Manutenção em Ribas do Rio Pardo e Três Lagoas lota hotéis e garante até 2% a mais de celulose após revisão de equipamentos
A Parada Geral nas fábricas de celulose de Mato Grosso do Sul deixou de ser apenas manutenção. Virou um movimento grande, estratégico e decisivo para a indústria e para a economia da Costa Leste. São milhares de trabalhadores, centenas de empresas e um impacto que começa na revisão da máquina e termina no aquecimento de cidades inteiras.
OPERAÇÃO DE GRANDE PORTE MOBILIZA TRÊS LAGOAS E RIBAS DO RIO PARDO
Em Ribas do Rio Pardo, a Parada Geral da Suzano que ocorrer entre dos dias 22 de março à 1º de abril de 2026, vai mobilizou mais de 3,3 mil profissionais, além de 72 empresas prestadoras de serviço. São 2,1 mil na manutenção industrial com 58 empresas e 1,2 mil na engenharia com 14 empresas.
O fluxo é tão grande que Ribas não comporta todos os trabalhadores. A demanda extrapola e movimenta também Campo Grande, lotando hotéis, restaurantes e aumentando o movimento até dos postos de combustível nas duas cidades.
Em Três Lagoas, a parada atual da Suzano está mobilizando 2,3 mil profissionais e 120 empresas. O movimento é tamanho que todos os hotéis estão sem vagas. A cidade ainda recebe engenheiros que trabalham na planta da Arauco em Inocência e pernoitam em Três Lagoas. No total, são mais de 5,6 mil trabalhadores nas duas operações.
GANHO DE PRODUTIVIDADE
O tamanho da operação da parada geral tem motivo: o ganho de performance de produtividade da fábrica. Após a revisão completa, o equipamento volta calibrado e revigorado. A máquina produz mais. Em uma fábrica como a de Ribas do Rio Pardo, que produz 2,3 milhões de toneladas por ano, 1% a 2% de eficiência a mais representa entre 23 mil e 46 mil toneladas adicionais no ciclo seguinte.
É produção extra sem construir nova fábrica. Por isso a parada geral deixou de ser um mal necessário e virou investimento importante.

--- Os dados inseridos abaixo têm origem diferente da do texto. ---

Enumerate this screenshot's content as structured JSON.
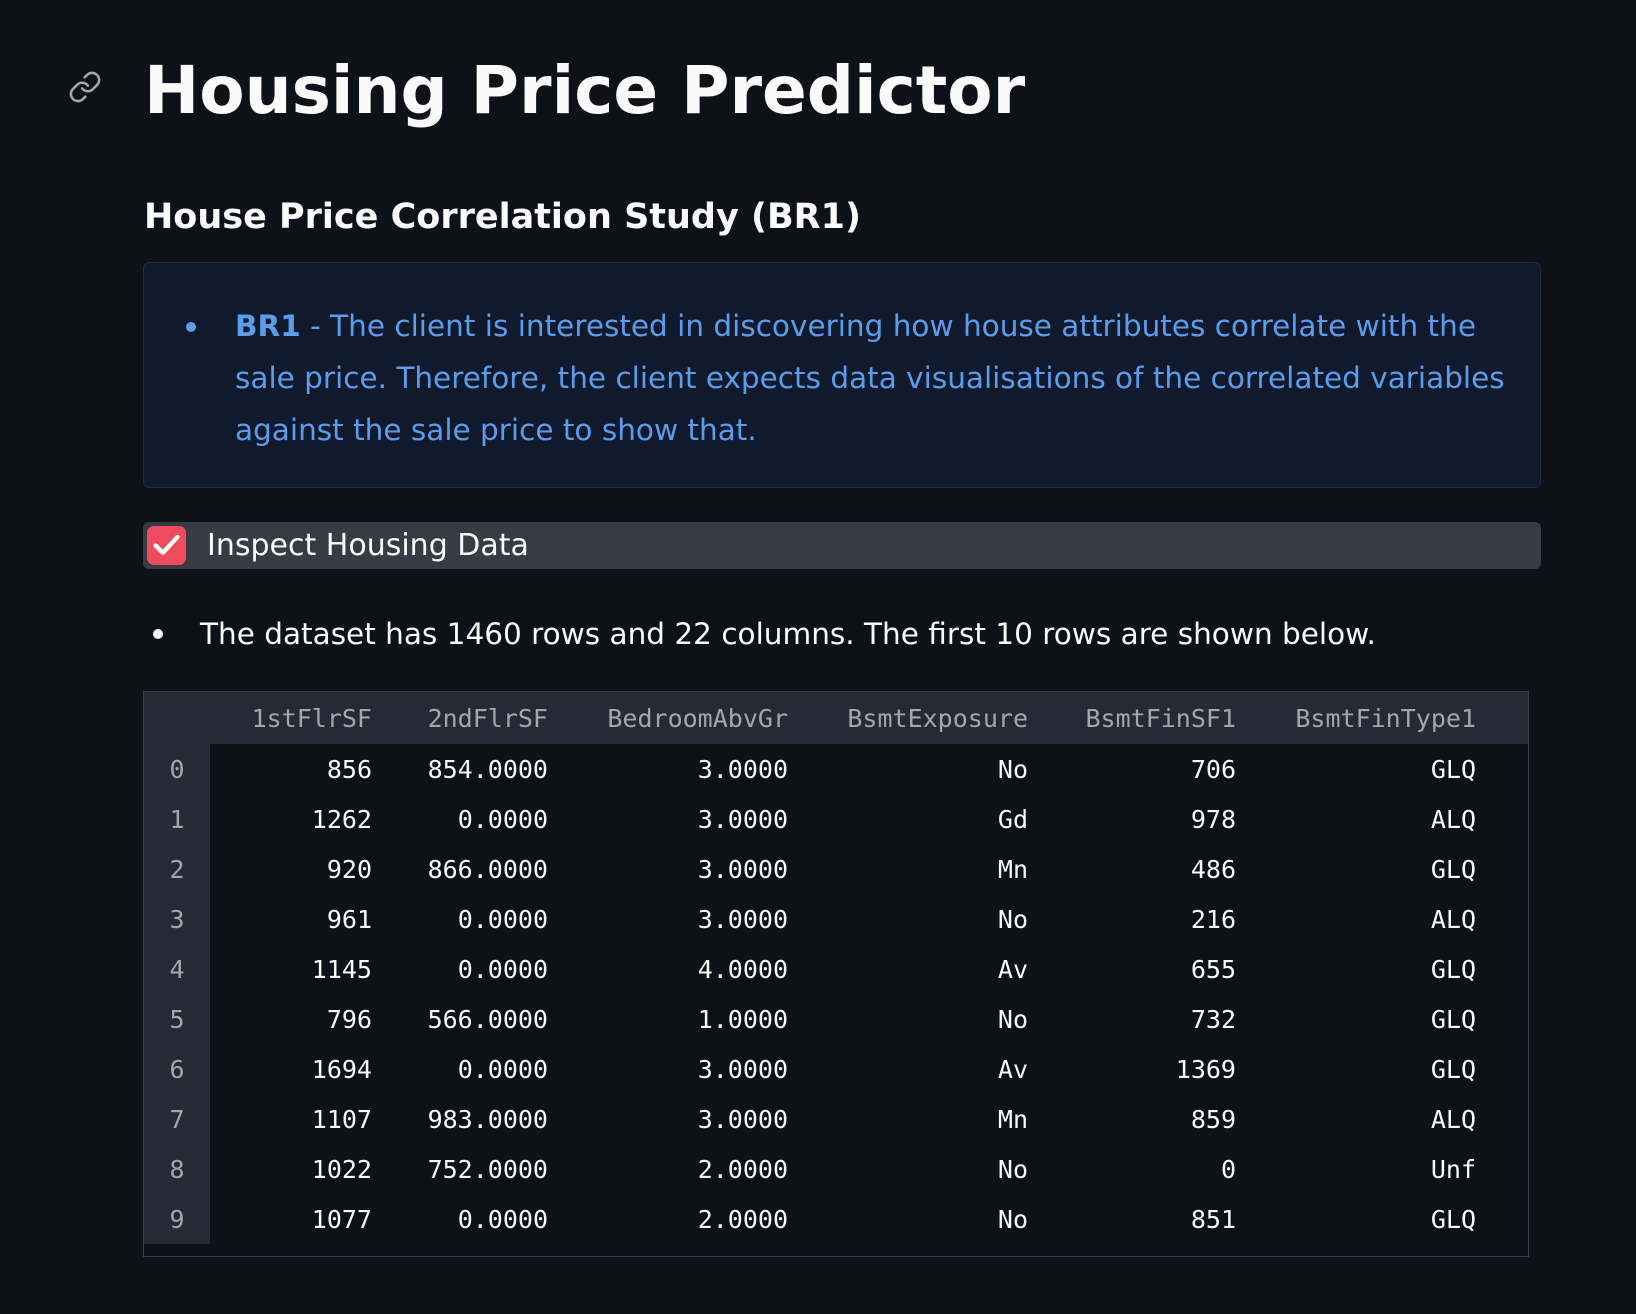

A máquina fica parada por vários dias, mas volta rendendo mais pelos próximos 12 a 18 meses.
EMPRESA DE TRÊS LAGOAS ATUA NA PARADA GERAL DA SUZANO
Nas imagens abaixo a equipe de Hidrojato da Birigui, empresa de Três Lagoas, teve atuação de grande destaque nas duas paradas da Suzano, na Caldeira de Recuperação H2. Com um efetivo de 210 profissionais, a empresa foi responsável por executar serviços essenciais para a manutenção e o bom funcionamento da unidade industrial.
As atividades envolveram operações de hidrojato, auto vácuo, hipervácuo e limpeza industrial, tanto mecanizada quanto manual, garantindo eficiência, segurança e alto padrão de qualidade em cada etapa do processo. O trabalho realizado foi fundamental para assegurar a confiabilidade operacional da caldeira, contribuindo diretamente para o desempenho da planta durante as paradas programadas.
A presença da Birigui reforça a importância da mão de obra especializada de Três Lagoas no atendimento às demandas de grandes indústrias, demonstrando competência técnica, agilidade e compromisso com resultados de excelência.



UNIDADE DE TRÊS LAGOAS
Em Três Lagoas a Suzano conta com duas fábricas em operação. Durante a manutenção programada da unidade será realizada em duas etapas: de 5 a 14 de abril, na fábrica 1; e de 15 de abril a 4 de maio, na fábrica2, envolvendo mais de 120 empresas. Quando uma linha para, a outra segue. O sistema garante que sempre haja unidade operando com eficiência máxima.
A Parada Geral é prevista pela Norma Regulamentadora nº 13 (NR13). O período inclui inspeções detalhadas, manutenções preventivas e corretivas e substituição de componentes essenciais. A preparação começa meses antes, com protocolos rigorosos de segurança e integração entre equipes próprias e terceirizadas.
Segundo Leonardo Mendonça Pimenta, diretor de Operações Industriais da Suzano em Ribas do Rio Pardo, a parada “permite revisar equipamentos, realizar melhorias e preparar a unidade para um novo ciclo com segurança e eficiência, mobilizando profissionais e empresas que fazem parte do desenvolvimento da região”.
Para Eduardo Ferraz, diretor de Operações Industriais da Suzano em Três Lagoas, “é um processo planejado que garante revisão de equipamentos, melhorias operacionais e preparação para novo ciclo produtivo, com foco em segurança, eficiência e sustentabilidade”.